The oxygenase activity of the primary CO2 fixing enzyme Rubisco introduces inefficiency into photosynthesis giving rise to "wasteful" photorespiration (PR). Some plants and algae have evolved CO2 concentrating mechanisms (e.g. C4 photosynthesis, HCO3- transport) to increase [CO2]/[O2] at the Rubisco active site thus reducing PR. Because of decreased PR, C4 plants can have high productivity and require less water (stomata can be more closed) and nitrogen (less Rubisco is required). Cyanobacteria concentrate CO2 by packaging Rubisco and carbonic nanhydrase (CA) in protein microcompartments (carboxysomes). CA catalyses CO2 release from bicarbonate in the vicinity of Rubisco, thereby out-competing oxygenase. Although there has been speculation about transferring carboxysomes to plants their structural complexity makes this a formidable task. Also, introduction of C4 photosynthesis or production of Rubisco are possible approaches. We propose an alternative approach in which a protein scaffold tethers Rubisco and CA in close proximity. The scaffold is a synthetic polypeptide which contains concatenated protein-peptide interaction domains that will bind Rubisco and CA that have been tagged with the appropriate interaction peptides. This method has been used to produce a three enzyme metabolon that greatly improves local substrate concentration, resulting in greater flux through the mevalonate pathway in E. coli. Although the ultimate aim is to engineer plants, it is more convenient to carry out proof of concept in a cyanobacterium. The carboxysome-based CO2 concentrating mechanism of Synechocystis sp. PCC 6803 will be disrupted and the synthetic Rubisco/CA complex introduced. The effectiveness of the Rubisco/CA complex in reducing the oxygenase reaction will be assessed by measuring the photosynthetic characteristics of the cells. In parallel, the kinetic properties of the complex will be investigated in vitro.
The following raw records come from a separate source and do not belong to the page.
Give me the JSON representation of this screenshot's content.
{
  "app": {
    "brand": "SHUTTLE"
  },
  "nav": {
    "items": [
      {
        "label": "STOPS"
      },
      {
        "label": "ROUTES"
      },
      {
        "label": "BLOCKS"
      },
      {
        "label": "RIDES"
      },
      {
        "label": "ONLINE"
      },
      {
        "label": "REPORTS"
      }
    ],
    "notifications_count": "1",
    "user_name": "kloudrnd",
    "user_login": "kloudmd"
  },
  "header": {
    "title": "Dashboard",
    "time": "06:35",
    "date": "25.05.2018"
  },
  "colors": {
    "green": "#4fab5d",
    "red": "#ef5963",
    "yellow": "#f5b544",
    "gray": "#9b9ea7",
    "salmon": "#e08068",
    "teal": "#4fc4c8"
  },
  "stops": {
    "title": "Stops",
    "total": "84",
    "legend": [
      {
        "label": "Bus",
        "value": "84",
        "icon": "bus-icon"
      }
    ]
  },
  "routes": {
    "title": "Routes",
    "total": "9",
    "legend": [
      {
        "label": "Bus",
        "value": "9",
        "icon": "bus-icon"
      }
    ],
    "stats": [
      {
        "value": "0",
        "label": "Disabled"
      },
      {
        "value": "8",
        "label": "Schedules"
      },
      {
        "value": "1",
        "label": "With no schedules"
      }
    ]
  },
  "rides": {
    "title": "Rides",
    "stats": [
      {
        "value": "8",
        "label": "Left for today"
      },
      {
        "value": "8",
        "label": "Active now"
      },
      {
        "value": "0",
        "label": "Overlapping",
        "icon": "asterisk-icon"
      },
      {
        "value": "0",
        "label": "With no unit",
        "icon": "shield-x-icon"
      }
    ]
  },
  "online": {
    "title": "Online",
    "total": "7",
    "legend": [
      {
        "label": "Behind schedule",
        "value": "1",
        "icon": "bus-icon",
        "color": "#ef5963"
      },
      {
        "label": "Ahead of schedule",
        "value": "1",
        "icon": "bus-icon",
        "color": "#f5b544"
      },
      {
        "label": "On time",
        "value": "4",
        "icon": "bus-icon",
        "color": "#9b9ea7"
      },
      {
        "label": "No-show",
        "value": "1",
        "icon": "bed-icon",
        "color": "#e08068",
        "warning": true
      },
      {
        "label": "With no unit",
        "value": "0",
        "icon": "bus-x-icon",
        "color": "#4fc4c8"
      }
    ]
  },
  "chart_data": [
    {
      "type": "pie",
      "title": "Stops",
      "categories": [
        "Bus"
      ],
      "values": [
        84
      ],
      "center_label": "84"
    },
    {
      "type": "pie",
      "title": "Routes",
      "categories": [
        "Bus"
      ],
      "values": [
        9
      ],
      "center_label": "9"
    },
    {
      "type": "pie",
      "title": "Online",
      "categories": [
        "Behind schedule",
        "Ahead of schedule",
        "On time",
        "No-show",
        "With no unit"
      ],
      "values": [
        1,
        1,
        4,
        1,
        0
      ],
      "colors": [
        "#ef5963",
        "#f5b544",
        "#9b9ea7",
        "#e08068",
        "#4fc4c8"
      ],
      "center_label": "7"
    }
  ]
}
This project is curiosity-driven, and as such will be of primary interest to the scientific community interested in developing strategies to improve photosynthetic efficiency in crop plants. The oxygenase activity of the primary CO2-fixing enzyme Rubisco in C3 plants introduces inefficiency into photosynthesis giving rise to "wasteful" photorespiration. Considerable research is being conducted using C4 plant biochemistry, but this approach is scientifically extremely challenging. In this 18 month project we will provide proof-of-principle information regarding an alternative and novel approach - the use of protein scaffolds to hold Rubisco and carbonic anhydrase (CA) in close proximity, thereby promoting pathway activity and in principle largely eliminating photorespiration in C3 plants. The scaffold is a synthetic polypeptide which contains concatenated protein peptide interaction domains that bind pathway enzymes (Rubisco and CA) that have been tagged with the appropriate interaction peptides. This method has been used previously for other biochemical pathways.

In principle, this approach could deliver a step change in the efficiency of photosynthesis within crop plants, thereby increasing their yield and providing enhanced food security. Introduction of a carbon dioxide concentrating mechanism into C3 crop plants would increase the efficiency of photosynthesis by eliminating photorespiration and provide the potential for increased water and nitrogen use efficiency. This pilot project is a feasibility study for a longer term programme which would address the issues of replacing Rubisco in chloroplasts with the Rubisco/CA scaffold. If successful, this approach has considerable potential for engineering traits in crops and cyanobactria that improve their growth characteristics. As a 'blue-skies' project we wish to focus our specific-user activities on management of intellectual assets, scientific advancement, skills and knowledge - the long term outcomes potentially providing a new approach to help deliver food security for our growing global population.